How reading online changes attention
According to Julie Coiro, a reading researcher at the University of Rhode Island, moving from digital to paper and back again is only a piece of the attention puzzle: the larger and more pressing issue is how reading online is taxing kids’ attention. Online reading, Coiro noticed, complicates the comprehension process “a million-fold.”
As more and more of kids’ reading takes place online, especially for schoolwork, Coiro has been studying how kids’ brains have had to adjust. Her research, conducted on middle- and high school students as well as college students, shows that reading online requires more attention than reading a paper book. Every single action a student takes online offers multiple choices, requiring an astounding amount of self-regulation to both find and understand needed information.
Each time a student reads online content, Coiro said, they are faced with almost limitless input and decisions, including images, video and multiple hyperlinks that lead to even more information. As kids navigate a website, they must constantly ask themselves: is this the information I’m looking for? What if I click on one of the many links, will that get me closer or farther away from what I need? This process doesn’t happen automatically, she said, but the brain must work to make each choice a wise one.
“It used to be that there was a pre-reading, the reading itself, and the evaluation at the end of your chapter or at the end of a book,” Coiro said. “Now that process happens repeatedly in about 4 seconds: I choose a link. I decide whether I want to be here/I don’t want to be here, and then, where should I go next?”

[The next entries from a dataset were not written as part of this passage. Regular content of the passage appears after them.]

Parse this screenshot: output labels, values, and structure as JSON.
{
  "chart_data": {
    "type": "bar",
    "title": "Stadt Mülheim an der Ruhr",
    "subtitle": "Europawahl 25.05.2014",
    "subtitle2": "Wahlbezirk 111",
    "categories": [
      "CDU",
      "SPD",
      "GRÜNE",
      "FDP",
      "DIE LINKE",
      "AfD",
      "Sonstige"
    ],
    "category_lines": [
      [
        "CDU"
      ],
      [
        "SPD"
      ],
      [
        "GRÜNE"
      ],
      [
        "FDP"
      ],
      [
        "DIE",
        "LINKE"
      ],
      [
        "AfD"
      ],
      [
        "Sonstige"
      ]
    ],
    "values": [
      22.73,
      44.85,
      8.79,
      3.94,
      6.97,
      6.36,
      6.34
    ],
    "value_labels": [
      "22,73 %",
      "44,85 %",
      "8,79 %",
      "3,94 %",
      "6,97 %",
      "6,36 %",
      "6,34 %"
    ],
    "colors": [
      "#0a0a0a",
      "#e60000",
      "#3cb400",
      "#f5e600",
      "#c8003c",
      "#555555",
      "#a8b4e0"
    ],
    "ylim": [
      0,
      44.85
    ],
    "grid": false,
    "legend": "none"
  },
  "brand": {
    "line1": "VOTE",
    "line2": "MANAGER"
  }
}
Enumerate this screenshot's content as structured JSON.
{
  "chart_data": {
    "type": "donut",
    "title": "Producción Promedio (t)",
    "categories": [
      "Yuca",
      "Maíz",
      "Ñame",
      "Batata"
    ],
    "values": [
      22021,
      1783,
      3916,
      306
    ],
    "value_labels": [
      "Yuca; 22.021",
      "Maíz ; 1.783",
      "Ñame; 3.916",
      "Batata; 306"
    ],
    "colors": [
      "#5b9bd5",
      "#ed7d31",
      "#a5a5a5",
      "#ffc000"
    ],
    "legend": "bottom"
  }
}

In one of Coiro’s studies of middle schoolers, she found that good readers on paper weren’t necessarily good readers online. The ability to generate search terms, evaluate the information and integrate ideas from multiple sources and media makes online reading comprehension, she argues, a critical set of skills that builds on those required to read a physical book.
“We make the assumption that we’re going to keep them safe and protected if we have kids read mostly in the print world,” Coiro said. “And if they’re good readers in that world, they’re just going to naturally be a good reader in a complex online world. That’s so not the case.”

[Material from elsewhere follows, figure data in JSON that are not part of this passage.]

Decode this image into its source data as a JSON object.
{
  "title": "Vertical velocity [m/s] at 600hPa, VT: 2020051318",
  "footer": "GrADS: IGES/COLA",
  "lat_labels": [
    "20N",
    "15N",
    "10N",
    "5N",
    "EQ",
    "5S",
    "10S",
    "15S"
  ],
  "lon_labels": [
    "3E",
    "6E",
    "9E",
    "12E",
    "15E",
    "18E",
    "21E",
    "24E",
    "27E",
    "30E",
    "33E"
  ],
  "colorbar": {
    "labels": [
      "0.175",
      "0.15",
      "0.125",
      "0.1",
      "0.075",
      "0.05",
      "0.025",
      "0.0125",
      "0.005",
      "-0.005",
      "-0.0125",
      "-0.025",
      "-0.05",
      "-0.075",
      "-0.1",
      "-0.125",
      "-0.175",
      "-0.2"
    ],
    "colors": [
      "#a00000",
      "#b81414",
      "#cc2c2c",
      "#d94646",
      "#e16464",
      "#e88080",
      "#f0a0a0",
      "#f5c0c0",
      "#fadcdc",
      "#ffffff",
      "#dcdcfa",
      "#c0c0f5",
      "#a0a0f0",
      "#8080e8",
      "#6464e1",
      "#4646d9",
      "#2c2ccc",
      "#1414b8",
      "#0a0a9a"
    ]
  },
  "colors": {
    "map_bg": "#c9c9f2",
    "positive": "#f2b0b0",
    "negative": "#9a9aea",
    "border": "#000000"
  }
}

To navigate a new world straddled between digital and physical reading, adults are finding ways to try and balance both. Though there is plenty of distracting media out there vying for kids’ attention, digital reading companies like Epic! are trying to keep the reading experience as close to a real book as possible. Suren Markosian, Epic!’s co-founder and CEO, created the app in part for his own young children. He said they made a conscious choice to keep ads, video content and hyperlinks outside of the book-reading experience. “Once inside a book, you get a full-screen view,” he said. “You are basically committing to reading the book and nothing else.”
Some teachers have taken a more aggressive approach toward making space for reading, taking Willingham’s advice to talk to students head-on about putting down digital devices. Jarred Amato, a high school ELA teacher in Nashville, Tennessee, created a 24-hour digital cleanse for his freshman to crack the surface of what he calls their “smartphone addiction.”